Je suis encore un peu partagé entre ces deux options : fictif ou réel. Mais pour ancrer plus Néo Paris dans le réel, je pense partir sur la deuxième option. Pour ça, j’envisage de renommer Tenhros et de l’associer à l’entreprise polémique Palantir.
J’aimerais également écrire des fiches récapitulatives sur ces mégacorporations avec notamment leurs secteurs d’activités, leur puissance, logo et devise.
Lexique cyberpunk et technologies du futur : j’aimerais peaufiner/préciser le lexique cyberpunk que j’emploie avec notamment le jargon, les technologies, et les gadgets employés tout au long de l’histoire. J’ai notamment ces quelques points en tête :
- Comment appelle-t-on l’internet du futur ? Avec quoi s’y connecte-t-on ?

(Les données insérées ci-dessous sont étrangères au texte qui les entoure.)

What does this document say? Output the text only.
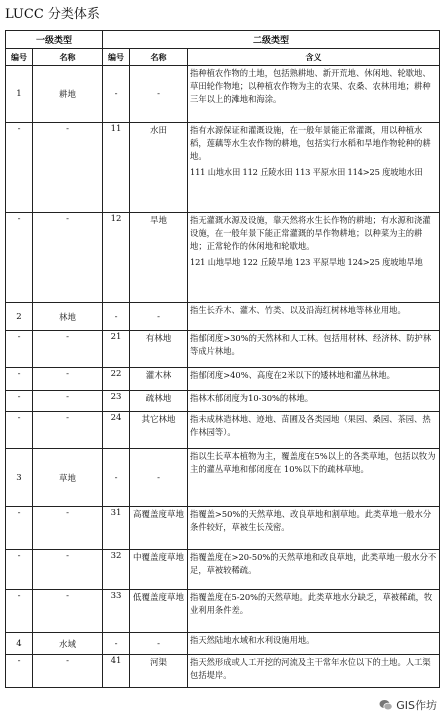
LUCC 分类体系
一级类型		二级类型		
编号	名称	编号	名称	含义
1	耕地	-	-	指种植农作物的土地，包括熟耕地、新开荒地、休闲地、轮歇地、草田轮作物地；以种植农作物为主的农果、农桑、农林用地；耕种三年以上的滩地和海涂。
-	-	11	水田	指有水源保证和灌溉设施，在一般年景能正常灌溉，用以种植水稻，莲藕等水生农作物的耕地，包括实行水稻和旱地作物轮种的耕地。
111 山地水田 112 丘陵水田 113 平原水田 114>25 度坡地水田

-	-	12	旱地	指无灌溉水源及设施，靠天然将水生长作物的耕地；有水源和浇灌设施，在一般年景下能正常灌溉的旱作物耕地；以种菜为主的耕地；正常轮作的休闲地和轮歇地。
121 山地旱地 122 丘陵旱地 123 平原旱地 124>25 度坡地旱地

2	林地	-	-	指生长乔木、灌木、竹类、以及沿海红树林地等林业用地。
-	-	21	有林地	指郁闭度>30%的天然林和人工林。包括用材林、经济林、防护林等成片林地。
-	-	22	灌木林	指郁闭度>40%、高度在2米以下的矮林地和灌丛林地。
-	-	23	疏林地	指林木郁闭度为10-30%的林地。
-	-	24	其它林地	指未成林造林地、迹地、苗圃及各类园地（果园、桑园、茶园、热作林园等）。
3	草地	-	-	指以生长草本植物为主，覆盖度在5%以上的各类草地，包括以牧为主的灌丛草地和郁闭度在 10%以下的疏林草地。
-	-	31	高覆盖度草地	指覆盖>50%的天然草地、改良草地和割草地。此类草地一般水分条件较好，草被生长茂密。
-	-	32	中覆盖度草地	指覆盖度在>20-50%的天然草地和改良草地，此类草地一般水分不足，草被较稀疏。
-	-	33	低覆盖度草地	指覆盖度在5-20%的天然草地。此类草地水分缺乏，草被稀疏，牧业利用条件差。
4	水域	-	-	指天然陆地水域和水利设施用地。
-	-	41	河渠	指天然形成或人工开挖的河流及主干常年水位以下的土地。人工渠包括堤岸。
GIS作坊
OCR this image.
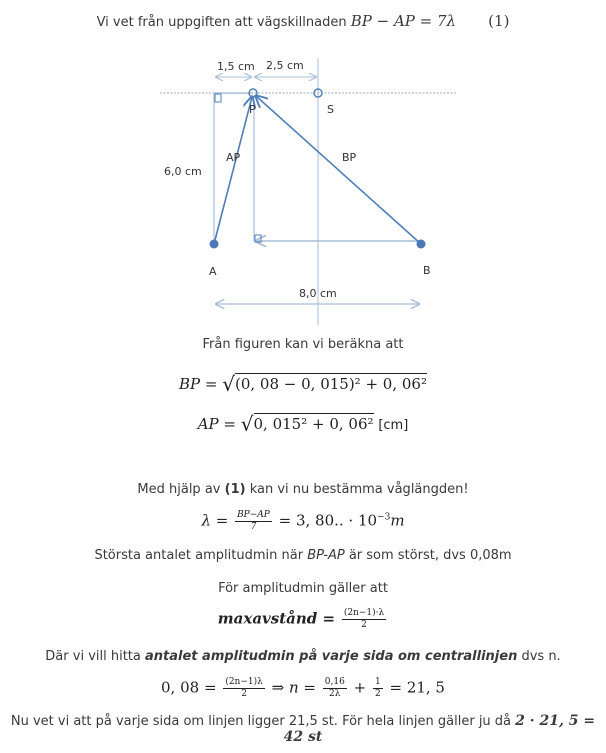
Vi vet från uppgiften att vägskillnaden BP − AP = 7λ (1)
1,5 cm 2,5 cm
6,0 cm
8,0 cm
P	S
A	B
AP	BP
Från figuren kan vi beräkna att
BP = √(0, 08 − 0, 015)² + 0, 06²
AP = √0, 015² + 0, 06² [cm]
Med hjälp av (1) kan vi nu bestämma våglängden!
$\lambda = \frac{BP-AP}{7} = 3$, 80.. · $10^{-3}m$
Största antalet amplitudmin när BP-AP är som störst, dvs 0,08m
För amplitudmin gäller att
maxavstånd = $\frac{(2n-1)\cdot\lambda}{2}$
Där vi vill hitta antalet amplitudmin på varje sida om centrallinjen dvs n.
0, $08 = \frac{(2n-1)\lambda}{2}$ ⇒ $n = \frac{0,16}{2\lambda} + \frac{1}{2} = 21$, 5
Nu vet vi att på varje sida om linjen ligger 21,5 st. För hela linjen gäller ju då 2 · 21, 5 = 42 st
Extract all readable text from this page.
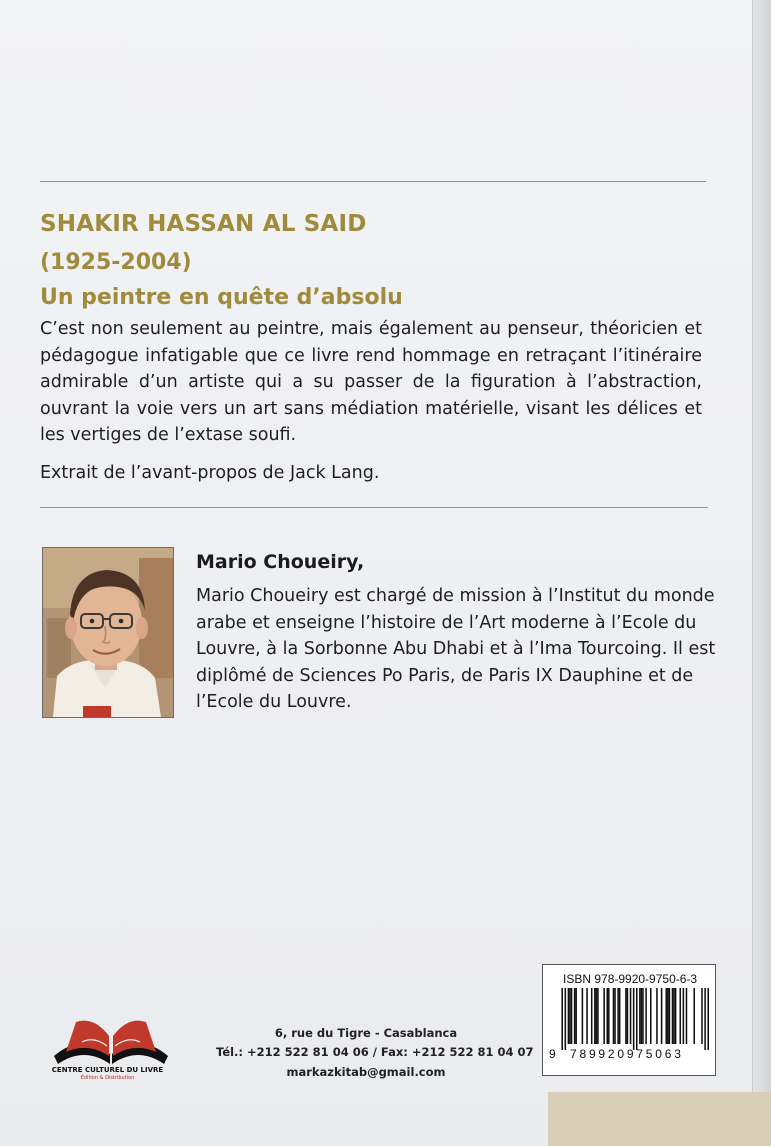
SHAKIR HASSAN AL SAID
(1925-2004)
Un peintre en quête d’absolu
C’est non seulement au peintre, mais également au penseur, théoricien et pédagogue infatigable que ce livre rend hommage en retraçant l’itinéraire admirable d’un artiste qui a su passer de la figuration à l’abstraction, ouvrant la voie vers un art sans médiation matérielle, visant les délices et les vertiges de l’extase soufi.
Extrait de l’avant-propos de Jack Lang.
Mario Choueiry,
Mario Choueiry est chargé de mission à l’Institut du monde arabe et enseigne l’histoire de l’Art moderne à l’Ecole du Louvre, à la Sorbonne Abu Dhabi et à l’Ima Tourcoing. Il est diplômé de Sciences Po Paris, de Paris IX Dauphine et de l’Ecole du Louvre.
CENTRE CULTUREL DU LIVRE
Édition & Distribution
6, rue du Tigre - Casablanca
Tél.: +212 522 81 04 06 / Fax: +212 522 81 04 07
markazkitab@gmail.com
ISBN 978-9920-9750-6-3
9 789920975063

- À quoi ressemble une Interface Neuronale Directe ? Et un casque neuronal pour ceux qui ne veulent pas d’implants invasifs ?
- Qui utilise des implants cybernétiques ? À quoi ressemblent-ils ?
Et ce n’est qu’une petite partie des choses que je dois définir.
Planning à venir
J’ai besoin d’une petite semaine pour traiter les derniers retours de mon second jet. Ensuite, j’espère ne pas passer plus d’un mois sur les nouveaux travaux préparatoires. Mais vu la quantité de travail, c’est possible que ça déborde.
Viendra alors la rédaction du troisième jet. J’ai quelques segments à revoir complètement (surtout le premier), mais globalement, j’espère ne pas avoir beaucoup de modifications à apporter. Il s’agira surtout de tailler le superflu et de m’assurer que tout est cohérent au niveau de l’intrigue, des personnages et du worldbuilding. Tant que je n’aurai pas commencé, je serai incapable d’estimer le temps que cela me prendra. Mais, idéalement, j’aimerais boucler ça avant de commencer ma troisième année aux Artisans de la Fiction en septembre prochain.
Ma deadline pour ce projet reste janvier 2027. J’aimerais avoir un manuscrit, une liste d’éditeurs ainsi qu’un dossier de présentation prêt à envoyer pour cette prochaine saison des manuscrits. Mais j’aimerais également avoir le temps de faire bêta lire mon troisième jet avant. Bref, je ne dois pas chômer !
Épilogue
Sur ce, il est plus que temps de me remettre au travail. Je vais essayer de garder le rythme d’un billet par mois. Si j’avance assez vite, le prochain annoncera peut-être le début du troisième jet ! (J’en doute.)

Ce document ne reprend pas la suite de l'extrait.